Les austérités des fameux anachorètes de la Thébaïde, les supplices ingénieux qu’ils inventaient contre eux-mêmes pour tourmenter la nature ; cette mort toujours nouvelle, toujours douloureuse qu’ils donnaient à leurs sens ; tout cela, joint à l’horreur de leurs déserts, ne composait peut-être pas la valeur des peines que peut éprouver une femme du monde, jeune, aimable, aimée, et qui veut être vertueuse.
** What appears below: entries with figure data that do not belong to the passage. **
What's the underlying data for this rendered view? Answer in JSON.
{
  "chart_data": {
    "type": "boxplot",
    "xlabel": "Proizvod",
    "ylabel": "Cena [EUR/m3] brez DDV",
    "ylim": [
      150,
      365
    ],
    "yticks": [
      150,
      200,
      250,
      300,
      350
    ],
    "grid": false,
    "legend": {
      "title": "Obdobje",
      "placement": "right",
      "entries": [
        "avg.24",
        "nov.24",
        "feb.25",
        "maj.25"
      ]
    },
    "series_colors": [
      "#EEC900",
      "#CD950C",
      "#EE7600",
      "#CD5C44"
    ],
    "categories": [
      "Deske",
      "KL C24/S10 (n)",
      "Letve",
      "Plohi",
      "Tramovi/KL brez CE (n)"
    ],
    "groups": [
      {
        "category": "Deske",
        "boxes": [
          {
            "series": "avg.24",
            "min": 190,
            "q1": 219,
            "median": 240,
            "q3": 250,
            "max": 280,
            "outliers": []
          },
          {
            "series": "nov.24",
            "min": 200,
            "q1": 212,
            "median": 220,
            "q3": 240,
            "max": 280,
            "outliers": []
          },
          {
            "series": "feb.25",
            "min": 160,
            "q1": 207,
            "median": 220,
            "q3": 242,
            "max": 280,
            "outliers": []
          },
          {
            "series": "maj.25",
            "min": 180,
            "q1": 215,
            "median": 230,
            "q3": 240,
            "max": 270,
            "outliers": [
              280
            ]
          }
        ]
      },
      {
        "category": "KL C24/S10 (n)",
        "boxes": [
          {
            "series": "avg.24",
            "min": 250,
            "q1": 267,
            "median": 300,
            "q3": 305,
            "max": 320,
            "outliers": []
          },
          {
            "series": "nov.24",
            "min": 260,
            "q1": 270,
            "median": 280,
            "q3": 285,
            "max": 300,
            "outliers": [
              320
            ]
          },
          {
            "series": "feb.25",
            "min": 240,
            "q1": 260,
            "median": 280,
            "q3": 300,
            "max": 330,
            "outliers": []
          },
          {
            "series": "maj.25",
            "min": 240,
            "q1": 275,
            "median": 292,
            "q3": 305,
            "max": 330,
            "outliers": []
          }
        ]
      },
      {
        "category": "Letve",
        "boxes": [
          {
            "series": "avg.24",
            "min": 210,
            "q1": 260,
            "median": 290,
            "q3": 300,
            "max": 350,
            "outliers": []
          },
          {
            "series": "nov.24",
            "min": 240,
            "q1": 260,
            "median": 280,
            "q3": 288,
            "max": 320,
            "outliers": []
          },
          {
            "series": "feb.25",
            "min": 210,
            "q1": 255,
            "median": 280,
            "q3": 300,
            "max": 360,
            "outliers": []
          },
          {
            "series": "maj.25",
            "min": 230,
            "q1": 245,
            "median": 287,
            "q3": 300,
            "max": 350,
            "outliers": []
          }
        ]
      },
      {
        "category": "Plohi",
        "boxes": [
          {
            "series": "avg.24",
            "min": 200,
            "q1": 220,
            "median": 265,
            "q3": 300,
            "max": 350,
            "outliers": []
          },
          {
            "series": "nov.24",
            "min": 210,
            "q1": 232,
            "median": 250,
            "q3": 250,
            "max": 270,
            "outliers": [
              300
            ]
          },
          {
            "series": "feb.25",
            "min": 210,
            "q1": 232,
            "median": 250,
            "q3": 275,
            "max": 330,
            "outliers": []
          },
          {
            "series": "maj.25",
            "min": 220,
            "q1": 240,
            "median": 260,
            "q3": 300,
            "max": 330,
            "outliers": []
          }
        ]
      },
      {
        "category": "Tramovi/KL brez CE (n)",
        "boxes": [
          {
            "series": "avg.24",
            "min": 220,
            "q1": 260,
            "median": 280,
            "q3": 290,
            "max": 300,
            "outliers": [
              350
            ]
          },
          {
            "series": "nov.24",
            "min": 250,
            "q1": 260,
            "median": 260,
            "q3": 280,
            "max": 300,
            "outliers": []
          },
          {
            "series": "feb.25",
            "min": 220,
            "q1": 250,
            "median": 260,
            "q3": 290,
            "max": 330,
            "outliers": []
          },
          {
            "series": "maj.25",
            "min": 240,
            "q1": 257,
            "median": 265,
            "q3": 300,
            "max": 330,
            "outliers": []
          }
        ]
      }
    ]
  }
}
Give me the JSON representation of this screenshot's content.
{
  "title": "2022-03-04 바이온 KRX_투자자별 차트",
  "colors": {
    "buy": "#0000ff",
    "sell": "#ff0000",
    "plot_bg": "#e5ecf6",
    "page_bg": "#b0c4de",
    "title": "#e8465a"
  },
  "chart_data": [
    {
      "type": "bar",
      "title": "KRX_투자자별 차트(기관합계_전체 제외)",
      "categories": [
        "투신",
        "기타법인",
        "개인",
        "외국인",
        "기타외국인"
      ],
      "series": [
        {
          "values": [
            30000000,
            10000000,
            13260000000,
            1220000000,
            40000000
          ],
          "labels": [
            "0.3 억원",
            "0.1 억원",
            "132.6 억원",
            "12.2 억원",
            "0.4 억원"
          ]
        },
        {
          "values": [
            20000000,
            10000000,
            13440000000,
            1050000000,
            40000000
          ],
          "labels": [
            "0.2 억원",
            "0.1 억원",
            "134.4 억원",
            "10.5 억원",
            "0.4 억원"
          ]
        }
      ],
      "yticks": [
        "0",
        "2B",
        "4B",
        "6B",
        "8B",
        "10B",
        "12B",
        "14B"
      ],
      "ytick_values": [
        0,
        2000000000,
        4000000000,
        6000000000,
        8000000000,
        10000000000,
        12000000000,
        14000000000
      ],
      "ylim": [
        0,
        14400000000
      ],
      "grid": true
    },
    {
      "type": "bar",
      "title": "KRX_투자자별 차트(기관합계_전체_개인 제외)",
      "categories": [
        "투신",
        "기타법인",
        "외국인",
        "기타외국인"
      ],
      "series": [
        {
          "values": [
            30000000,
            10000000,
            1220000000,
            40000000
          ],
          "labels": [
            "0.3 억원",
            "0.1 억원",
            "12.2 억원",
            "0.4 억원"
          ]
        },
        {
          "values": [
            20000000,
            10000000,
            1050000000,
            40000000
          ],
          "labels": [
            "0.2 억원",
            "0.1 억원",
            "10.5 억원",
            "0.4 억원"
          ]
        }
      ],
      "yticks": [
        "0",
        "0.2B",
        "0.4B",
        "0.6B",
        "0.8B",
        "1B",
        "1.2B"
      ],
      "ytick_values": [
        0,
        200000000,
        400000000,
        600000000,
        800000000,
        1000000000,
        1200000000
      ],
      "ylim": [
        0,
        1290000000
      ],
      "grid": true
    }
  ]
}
Ce que je dis là paraîtra sans doute ridicule à bien des gens. Un anachorète ! s’écriera-t-on : un homme atténué, mourant, épuisé de jeûnes et de veilles ! un homme !… Mais ce n’est plus un homme ; ce n’en sont plus que les ruines. Jugez de ses souffrances par leurs effets, jugez de ses combats par la désolation du champ de bataille ; que deviendra votre parallèle ?

Vous nous parlez d’une jeune femme aimable ; et ce sont des yeux brillants, c’est une santé, ce sont des appas nés du sein de la mollesse et de l’oisiveté, c’est l’ouvrage de la profane complaisance pour soi-même, que vous comparez à l’ouvrage de la rupture la plus sévère avec ses sens. Depuis quand le duvet est-il plus fatigant que la dure ? depuis quand celui qui dort à son aise, est-il plus malade que celui qui veille presque toujours ? Quoi ! se nourrir délicieusement, agacer son appétit par une abstinence industrieuse, sera plus pénible que mourir de faim !

Voilà ce qu’on peut me dire, voilà la déclamation qu’on peut faire contre mon sentiment. Peut-être m’aurait-il paru ridicule à moi-même, il n’y a qu’une heure ; mais lisez la lettre que je vais rapporter : c’est cette lettre qui a ébauché mon jugement. Un de mes amis, dont je suis le confident, vient de me la donner ; il l’a reçue d’une jeune dame dont il est éperdument amoureux ; lisez-la, elle argumentera mieux que moi contre vous.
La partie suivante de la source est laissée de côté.